= Southwide Baptist Fellowship =

Baptist Christian Denomination in United States

The Southwide Baptist Fellowship is an Independent Baptist Christian denomination in United States. It is a member of the International Baptist Network.

==Organisation==
The organizational structure of government and by-laws within the Southwide Baptist Fellowship are not available for public viewing, but the organization includes a moderator and one of its main purposes is to convene regularly for conferences.

==Beliefs==
Considered a conservative and "Fundamentalist" association of Baptist churches, the Southwide Baptist Fellowship is not as staunchly devoted as other Baptist Fundamentalist Fellowships to the concept of absolute autonomy (local church independence) or the essential requirement of the King James Version (KJV). Certainly, most member churches of the Southwide Baptist Fellowship are Independent Baptist and remain "KJV-only".
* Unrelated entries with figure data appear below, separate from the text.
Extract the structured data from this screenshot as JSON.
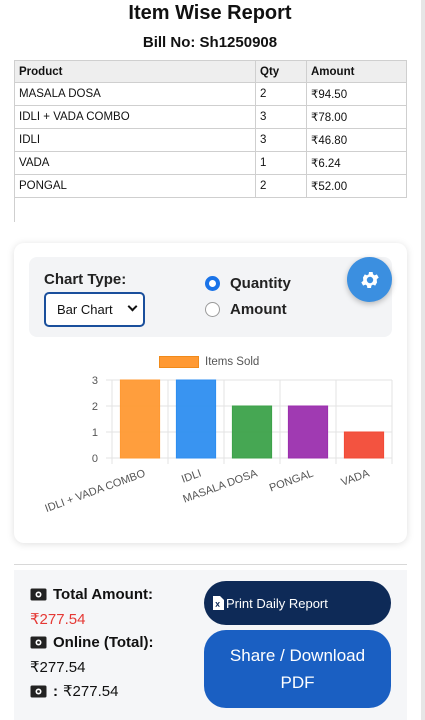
{
  "header": {
    "title": "Item Wise Report",
    "bill_no": "Bill No: Sh1250908"
  },
  "table": {
    "columns": [
      "Product",
      "Qty",
      "Amount"
    ],
    "rows": [
      {
        "product": "MASALA DOSA",
        "qty": "2",
        "amount": "₹94.50"
      },
      {
        "product": "IDLI + VADA COMBO",
        "qty": "3",
        "amount": "₹78.00"
      },
      {
        "product": "IDLI",
        "qty": "3",
        "amount": "₹46.80"
      },
      {
        "product": "VADA",
        "qty": "1",
        "amount": "₹6.24"
      },
      {
        "product": "PONGAL",
        "qty": "2",
        "amount": "₹52.00"
      }
    ]
  },
  "controls": {
    "chart_type_label": "Chart Type:",
    "chart_type_selected": "Bar Chart",
    "radio_quantity": "Quantity",
    "radio_amount": "Amount",
    "selected_metric": "Quantity"
  },
  "chart_data": {
    "type": "bar",
    "categories": [
      "IDLI + VADA COMBO",
      "IDLI",
      "MASALA DOSA",
      "PONGAL",
      "VADA"
    ],
    "series": [
      {
        "name": "Items Sold",
        "values": [
          3,
          3,
          2,
          2,
          1
        ]
      }
    ],
    "bar_colors": [
      "#ff9933",
      "#2e8ef0",
      "#3ca24a",
      "#9b2fae",
      "#f24a36"
    ],
    "ylim": [
      0,
      3
    ],
    "yticks": [
      "0",
      "1",
      "2",
      "3"
    ],
    "legend_position": "top-center",
    "grid": true
  },
  "summary": {
    "total_label": "Total Amount:",
    "total_value": "₹277.54",
    "online_label": "Online (Total):",
    "online_value": "₹277.54",
    "cash_label": ":",
    "cash_value": "₹277.54"
  },
  "buttons": {
    "print": "Print Daily Report",
    "share": "Share / Download PDF"
  },
  "colors": {
    "accent": "#1a73e8",
    "dark_button": "#0e2a57",
    "share_button": "#1a5fc2",
    "total_red": "#e53935"
  }
}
When it originated, the Southwide Baptist Fellowship was almost identical in teaching and outlook as the core of Independent Baptist Fundamentalism. It was heavily influenced by Lee Roberson and John R. Rice. Its hallmark code of behaviors (short hair on men, dresses on women, no mixed bathing, no movies, no contemporary music) and its theology of Dispensationalism were standard for Baptist Fundamentalism. Many of its members were openly antagonistic towards the Southern Baptist Convention and were outposken critics of SBC policies which, two decades ago, permitted a certain degree of liberal theology.

===Increasing openness===
Over time, particularly since the 1990s, the Southwide Baptist Fellowship has loosened some of its more strict requirements of dress and behavior.

Currently, it remains a loose federation of Baptist churches that stand for conservatism, both religious and political, including political action, and overall it remains Dispensational in theology. It embraces but does not require strict independence.

==Splinter Organizations==

Once Southwide began to open up to more Southern Baptists and Contemporary Christian influences, the more conservative, KJV Only sections began forming separate fellowships such as the Nationwide Independent Baptist Fellowship, now known as the Atlanta Super Conference, and more recently the new Southwide Independent Baptist Fellowship. Both of these groups have been influenced by leaders from independent Baptist institutions such as Crown College (Tennessee), West Coast Baptist College and Hyles-Anderson College.